Ma quando ci si accorge della comparsa di questa patologia? “Nella forma linguistica l’evidenza è immediata, agli esordi della malattia – dichiara l’esperto – il paziente comincia a non trovare le parole, a parlare male, a scambiare una parola per un’altra, a indicare, ad esempio, una sedia quando si vuole indicare il tavolo o quando si vuole definire un oggetto con un nome, ad esempio forchetta per dire coltello. Più complesso il discorso per la variante comportamentale della demenza frontotemporale, perché in questa variante i disturbi non riguardano la sfera cognitiva ma i cambiamenti caratteriali: dai cambiamenti delle abitudini di vita allo sviluppo di alcune stereotipie e manie, dai disturbi ossessivo compulsivi al cambiamento del carattere, dall’adeguarsi alle regole sociali alle capacità di stare con gli altri nel giusto modo, fino al fare commenti inopportuni“.

“Nelle varianti negative – afferma poi il responsabile della clinica della memoria, Fondazione Policlinico Agostino Gemelli di Roma – trovano spazio l’apatia, la mancanza di iniziativa, il non voler fare una conversazione, il non voler uscire con gli amici, ma anche il non occuparsi più degli interessi e degli hobby. È una cosa più subdola, che inizia magari anche anni e anni prima dell’esordio franco dei sintomi e che molte volte il consorte, o i figli, interpretano come una modifica comportamentale o caratteriale.
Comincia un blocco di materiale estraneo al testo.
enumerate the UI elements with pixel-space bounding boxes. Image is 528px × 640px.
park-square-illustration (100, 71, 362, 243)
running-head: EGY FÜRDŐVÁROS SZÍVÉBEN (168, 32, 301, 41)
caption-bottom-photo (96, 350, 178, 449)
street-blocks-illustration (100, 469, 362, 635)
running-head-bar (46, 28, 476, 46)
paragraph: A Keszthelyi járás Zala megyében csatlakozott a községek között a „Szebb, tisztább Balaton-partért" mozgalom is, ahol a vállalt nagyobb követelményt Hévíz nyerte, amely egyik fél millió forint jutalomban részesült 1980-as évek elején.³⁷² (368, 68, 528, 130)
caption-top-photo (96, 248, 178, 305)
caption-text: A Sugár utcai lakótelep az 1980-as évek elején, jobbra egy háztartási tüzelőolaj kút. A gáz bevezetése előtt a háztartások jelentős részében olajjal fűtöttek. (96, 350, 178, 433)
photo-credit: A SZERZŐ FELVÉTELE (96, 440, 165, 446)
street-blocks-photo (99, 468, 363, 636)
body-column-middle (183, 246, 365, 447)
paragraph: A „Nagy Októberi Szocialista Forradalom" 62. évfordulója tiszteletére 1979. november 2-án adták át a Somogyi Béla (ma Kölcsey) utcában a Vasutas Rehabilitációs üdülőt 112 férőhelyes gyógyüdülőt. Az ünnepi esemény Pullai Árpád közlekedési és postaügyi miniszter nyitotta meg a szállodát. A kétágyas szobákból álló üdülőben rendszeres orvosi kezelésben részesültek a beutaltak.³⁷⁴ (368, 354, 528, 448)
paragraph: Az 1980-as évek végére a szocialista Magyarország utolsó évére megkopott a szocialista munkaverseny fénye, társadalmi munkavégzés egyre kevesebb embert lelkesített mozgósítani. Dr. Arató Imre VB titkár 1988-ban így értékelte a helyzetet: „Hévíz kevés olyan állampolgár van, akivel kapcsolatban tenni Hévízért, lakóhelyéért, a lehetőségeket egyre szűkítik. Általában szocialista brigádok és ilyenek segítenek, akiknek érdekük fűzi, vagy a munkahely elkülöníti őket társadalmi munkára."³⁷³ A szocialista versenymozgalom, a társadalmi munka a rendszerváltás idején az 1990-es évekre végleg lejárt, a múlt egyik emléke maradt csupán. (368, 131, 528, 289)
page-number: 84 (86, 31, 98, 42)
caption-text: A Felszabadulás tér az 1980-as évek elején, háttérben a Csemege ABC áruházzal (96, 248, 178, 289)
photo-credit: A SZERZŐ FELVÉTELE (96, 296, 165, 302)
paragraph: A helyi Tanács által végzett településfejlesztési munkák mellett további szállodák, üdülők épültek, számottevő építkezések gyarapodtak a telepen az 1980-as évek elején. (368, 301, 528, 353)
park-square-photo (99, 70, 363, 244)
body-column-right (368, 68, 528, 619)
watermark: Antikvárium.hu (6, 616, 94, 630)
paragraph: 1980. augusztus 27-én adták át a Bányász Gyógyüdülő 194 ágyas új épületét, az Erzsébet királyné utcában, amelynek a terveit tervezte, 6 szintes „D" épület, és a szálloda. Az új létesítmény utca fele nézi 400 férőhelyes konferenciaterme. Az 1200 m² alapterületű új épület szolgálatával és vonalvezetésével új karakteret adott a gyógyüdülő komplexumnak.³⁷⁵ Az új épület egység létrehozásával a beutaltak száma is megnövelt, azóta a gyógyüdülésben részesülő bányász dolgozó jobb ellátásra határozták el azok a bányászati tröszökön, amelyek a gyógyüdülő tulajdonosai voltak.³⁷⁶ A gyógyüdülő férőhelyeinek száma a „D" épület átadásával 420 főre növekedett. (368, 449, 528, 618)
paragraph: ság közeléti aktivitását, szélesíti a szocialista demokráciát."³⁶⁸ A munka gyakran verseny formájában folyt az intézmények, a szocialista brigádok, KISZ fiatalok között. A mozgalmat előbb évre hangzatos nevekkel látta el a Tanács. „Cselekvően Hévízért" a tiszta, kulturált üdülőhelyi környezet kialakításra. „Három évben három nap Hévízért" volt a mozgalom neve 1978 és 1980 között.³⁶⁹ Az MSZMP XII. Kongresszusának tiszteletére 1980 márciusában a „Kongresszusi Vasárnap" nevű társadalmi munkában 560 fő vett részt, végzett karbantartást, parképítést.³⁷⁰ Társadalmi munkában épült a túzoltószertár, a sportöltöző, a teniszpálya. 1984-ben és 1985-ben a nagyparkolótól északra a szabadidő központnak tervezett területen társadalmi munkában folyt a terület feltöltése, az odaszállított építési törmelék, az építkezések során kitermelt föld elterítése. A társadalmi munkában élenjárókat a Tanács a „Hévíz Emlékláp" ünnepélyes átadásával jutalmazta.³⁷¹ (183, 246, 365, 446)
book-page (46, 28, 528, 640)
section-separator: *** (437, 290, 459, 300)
Spesso questi pazienti con forme di demenza frontotemporale comportamentale vanno in cura dallo psichiatra prima ancora che dal neurologo, perché vengono interpretati come quadri di cambiamento comportamentale più che di una malattia neurologica”.

Camillo Marra ricorda infine che non esiste una tipologia di pazienti affetti da demenza frontotemporale. “C’è però da dire che la demenza frontotemporale colpisce in egual misura uomini e donne, il rapporto è 1 a 1, mentre la demenza di Alzheimer colpisce più le donne rispetto agli uomini, il rapporto è 2 a 1. Per quanto riguarda l’insorgenza, c’è un’alta variabilità, anche se in genere la malattia fa la propria comparsa più precocemente rispetto all’Alzheimer. Mentre l’età media dell’Alzheimer ha un range di esordio che va dai 60 ai 90 anni, nella demenza frontotemporale la malattia può esordire più precocemente, ci sono casi di persone colpite in età davvero molto giovane, e in genere c’è un picco di esordio della malattia intorno ai 55-60 anni. L’età media di esordio della demenza frontotemporale – conclude l’esperto – si colloca dunque dieci anni prima rispetto a quella della malattia di Alzheimer“.